100 Cupboards by N.D. Wilson

I put off reading The Golden Compass for a long time, not because I felt threatened by Philip Pullman’s “attack on religion” or whatever you want to call it, but because I read a lot of interviews with him in which he didn’t seem like a very nice person. I like to feel like I could be friends (or at least friendly) with the people whose books I read. Of course, I finally caved to all that pressure and read it, and I did find it very good, but I still can’t quite imagine myself chatting with Mr. Pullman over a cup of coffee.

100 Cupboards sat next to my bed for a while for very similar reasons – N.D. Wilson is the managing editor of Credenda/Agenda, a magazine whose theology I disagree with, and, more importantly, whose (usually sarcastic) tone I have often found uncharitable. I was not sure whether I was interested in reading a book by someone involved with that magazine, nor was I completely sure that I could be fair and impartial when it came to reading it. Here is my best shot.

100 Cupboards is the first book in a new series. It tells the story of Henry, a twelve-year-old boy who has gone to live at his aunt and uncle’s house. His room is in the attic, and, from the start, Henry sees and hears mysterious things that he can’t understand. It’s not long before he has discovered cupboard doors in his walls that seem to lead to other places. As Henry and his cousin Henrietta discover more about these doors, they discover that their ordinary-seeming family has more magical secrets than they could possibly have realized.
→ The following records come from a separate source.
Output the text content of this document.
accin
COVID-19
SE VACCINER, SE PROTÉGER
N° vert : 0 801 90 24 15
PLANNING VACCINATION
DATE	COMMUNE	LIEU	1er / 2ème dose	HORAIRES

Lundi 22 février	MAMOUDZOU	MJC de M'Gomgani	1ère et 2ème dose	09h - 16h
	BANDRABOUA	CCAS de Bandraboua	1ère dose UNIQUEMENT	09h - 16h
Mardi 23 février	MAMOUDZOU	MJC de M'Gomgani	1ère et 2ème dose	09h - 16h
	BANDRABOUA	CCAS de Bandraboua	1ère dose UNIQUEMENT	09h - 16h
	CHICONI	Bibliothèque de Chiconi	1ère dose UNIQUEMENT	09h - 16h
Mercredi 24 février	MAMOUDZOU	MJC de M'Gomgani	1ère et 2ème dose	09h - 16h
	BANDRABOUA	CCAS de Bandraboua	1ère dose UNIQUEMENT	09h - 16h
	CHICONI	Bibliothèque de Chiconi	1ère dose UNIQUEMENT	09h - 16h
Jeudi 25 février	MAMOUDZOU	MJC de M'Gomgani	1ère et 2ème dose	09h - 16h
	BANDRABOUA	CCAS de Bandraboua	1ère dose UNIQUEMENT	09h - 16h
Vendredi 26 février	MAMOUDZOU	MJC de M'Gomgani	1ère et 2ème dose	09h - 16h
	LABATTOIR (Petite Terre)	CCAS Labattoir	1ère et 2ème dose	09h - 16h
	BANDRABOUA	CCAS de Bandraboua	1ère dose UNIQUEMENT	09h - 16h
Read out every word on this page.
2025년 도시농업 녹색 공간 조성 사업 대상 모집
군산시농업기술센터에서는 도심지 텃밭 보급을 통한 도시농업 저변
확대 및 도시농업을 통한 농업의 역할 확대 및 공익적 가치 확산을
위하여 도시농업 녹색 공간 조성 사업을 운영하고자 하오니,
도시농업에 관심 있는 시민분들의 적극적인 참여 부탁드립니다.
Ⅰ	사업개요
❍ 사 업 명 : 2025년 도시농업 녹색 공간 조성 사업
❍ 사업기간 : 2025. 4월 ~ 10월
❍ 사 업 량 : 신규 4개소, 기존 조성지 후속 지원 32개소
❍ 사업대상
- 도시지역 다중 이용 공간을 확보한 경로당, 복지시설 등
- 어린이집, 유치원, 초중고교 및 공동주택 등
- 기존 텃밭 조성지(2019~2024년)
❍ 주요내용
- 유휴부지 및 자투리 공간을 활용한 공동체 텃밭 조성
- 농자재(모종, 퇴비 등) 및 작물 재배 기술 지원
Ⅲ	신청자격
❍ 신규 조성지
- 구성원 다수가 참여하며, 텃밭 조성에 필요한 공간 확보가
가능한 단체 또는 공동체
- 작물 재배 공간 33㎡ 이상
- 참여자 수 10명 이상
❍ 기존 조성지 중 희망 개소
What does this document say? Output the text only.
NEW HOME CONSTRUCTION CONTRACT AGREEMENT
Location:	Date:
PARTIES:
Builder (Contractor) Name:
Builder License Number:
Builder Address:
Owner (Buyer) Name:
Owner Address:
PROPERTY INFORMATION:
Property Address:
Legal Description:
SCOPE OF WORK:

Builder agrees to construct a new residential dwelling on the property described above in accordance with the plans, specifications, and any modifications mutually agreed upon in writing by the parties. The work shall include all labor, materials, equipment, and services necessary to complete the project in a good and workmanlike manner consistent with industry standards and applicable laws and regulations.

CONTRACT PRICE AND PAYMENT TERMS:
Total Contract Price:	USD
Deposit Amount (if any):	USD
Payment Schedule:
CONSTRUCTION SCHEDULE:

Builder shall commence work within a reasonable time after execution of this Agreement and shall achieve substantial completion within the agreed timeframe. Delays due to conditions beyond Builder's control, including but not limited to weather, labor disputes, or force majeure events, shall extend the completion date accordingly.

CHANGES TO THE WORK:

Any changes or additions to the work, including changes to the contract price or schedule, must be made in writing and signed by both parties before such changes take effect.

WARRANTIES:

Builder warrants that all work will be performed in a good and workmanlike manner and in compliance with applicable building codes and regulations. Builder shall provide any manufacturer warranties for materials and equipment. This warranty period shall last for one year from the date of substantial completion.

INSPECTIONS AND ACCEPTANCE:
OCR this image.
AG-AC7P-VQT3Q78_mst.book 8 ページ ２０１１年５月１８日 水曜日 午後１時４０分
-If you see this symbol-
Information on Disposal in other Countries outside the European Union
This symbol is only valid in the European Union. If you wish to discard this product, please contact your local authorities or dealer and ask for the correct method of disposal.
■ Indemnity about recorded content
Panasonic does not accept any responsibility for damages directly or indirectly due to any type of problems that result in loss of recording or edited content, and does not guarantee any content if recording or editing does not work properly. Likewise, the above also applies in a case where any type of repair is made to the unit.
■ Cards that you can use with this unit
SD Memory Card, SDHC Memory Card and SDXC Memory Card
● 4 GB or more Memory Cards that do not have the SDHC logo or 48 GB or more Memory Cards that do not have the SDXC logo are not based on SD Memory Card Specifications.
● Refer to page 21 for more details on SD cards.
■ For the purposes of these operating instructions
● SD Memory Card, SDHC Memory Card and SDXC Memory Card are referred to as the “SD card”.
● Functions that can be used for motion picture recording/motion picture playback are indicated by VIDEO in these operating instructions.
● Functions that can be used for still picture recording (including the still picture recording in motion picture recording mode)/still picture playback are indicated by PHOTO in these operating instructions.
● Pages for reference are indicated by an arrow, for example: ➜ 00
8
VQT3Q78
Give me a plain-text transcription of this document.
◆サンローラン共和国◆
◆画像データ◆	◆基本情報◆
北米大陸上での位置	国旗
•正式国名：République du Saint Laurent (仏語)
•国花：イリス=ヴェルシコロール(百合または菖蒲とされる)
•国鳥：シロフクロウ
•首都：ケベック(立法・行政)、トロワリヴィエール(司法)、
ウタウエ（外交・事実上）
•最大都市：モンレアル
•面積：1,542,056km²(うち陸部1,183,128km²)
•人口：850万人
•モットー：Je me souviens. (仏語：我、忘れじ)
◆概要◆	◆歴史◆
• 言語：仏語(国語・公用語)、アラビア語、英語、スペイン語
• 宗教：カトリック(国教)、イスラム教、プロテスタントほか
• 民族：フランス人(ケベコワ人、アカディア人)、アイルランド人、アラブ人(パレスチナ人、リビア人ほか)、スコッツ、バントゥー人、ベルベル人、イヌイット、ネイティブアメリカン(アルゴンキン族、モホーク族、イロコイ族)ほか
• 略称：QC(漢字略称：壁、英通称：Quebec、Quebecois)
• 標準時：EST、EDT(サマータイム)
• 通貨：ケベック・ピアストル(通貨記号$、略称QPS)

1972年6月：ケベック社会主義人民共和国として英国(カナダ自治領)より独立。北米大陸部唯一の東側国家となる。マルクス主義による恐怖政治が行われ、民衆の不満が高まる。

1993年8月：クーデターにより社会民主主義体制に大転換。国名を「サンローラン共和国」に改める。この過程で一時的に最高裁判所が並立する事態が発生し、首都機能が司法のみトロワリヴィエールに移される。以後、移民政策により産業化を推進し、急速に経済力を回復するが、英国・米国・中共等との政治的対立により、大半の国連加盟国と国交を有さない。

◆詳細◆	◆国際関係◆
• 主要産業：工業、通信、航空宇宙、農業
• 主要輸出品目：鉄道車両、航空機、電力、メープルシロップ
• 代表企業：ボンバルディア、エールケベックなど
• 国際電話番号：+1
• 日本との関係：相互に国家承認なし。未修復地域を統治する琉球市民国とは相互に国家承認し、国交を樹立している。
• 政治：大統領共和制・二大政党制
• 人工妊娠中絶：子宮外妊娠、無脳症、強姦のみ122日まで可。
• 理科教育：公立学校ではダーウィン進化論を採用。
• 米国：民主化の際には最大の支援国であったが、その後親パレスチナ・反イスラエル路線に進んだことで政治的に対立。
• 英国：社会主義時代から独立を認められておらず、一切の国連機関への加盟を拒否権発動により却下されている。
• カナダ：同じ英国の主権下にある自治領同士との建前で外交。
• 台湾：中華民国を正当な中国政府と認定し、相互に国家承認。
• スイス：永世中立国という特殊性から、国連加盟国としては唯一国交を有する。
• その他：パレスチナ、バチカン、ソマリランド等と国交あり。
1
While no one can beat C.S. Lewis for doors into other worlds, I thought that the story itself was engaging and interesting. During most of the book, though, I felt that the writing was somewhat stilted, like the author was deliberately writing for kids but didn’t quite know how. Mike and I have discussed in the past that, though we love many Newbery books, the award is sometimes given to a book that kids ought to like, or to the kind of book that adults think kids like. That’s the best way that I can describe the writing in this book – something an adult thinks a kid will like. Henry’s thoughts didn’t seem like the thoughts of a boy to me. They seemed like the thoughts of an adult trying to think like a boy. The first part of the book was mostly setup, and the story picked up in the second half, which I enjoyed more than the first half.

I know that N.D. Wilson’s Leepike Ridge has garnered good reviews, so perhaps I will pick it up sometime to see how it compares. If you are a fan of Wilson’s other work, you might give this a try, and I do think that kids who love fantasy will find something to enjoy here. It would probably be of most interest to kids who have finished Narnia but aren’t quite ready for Middle Earth.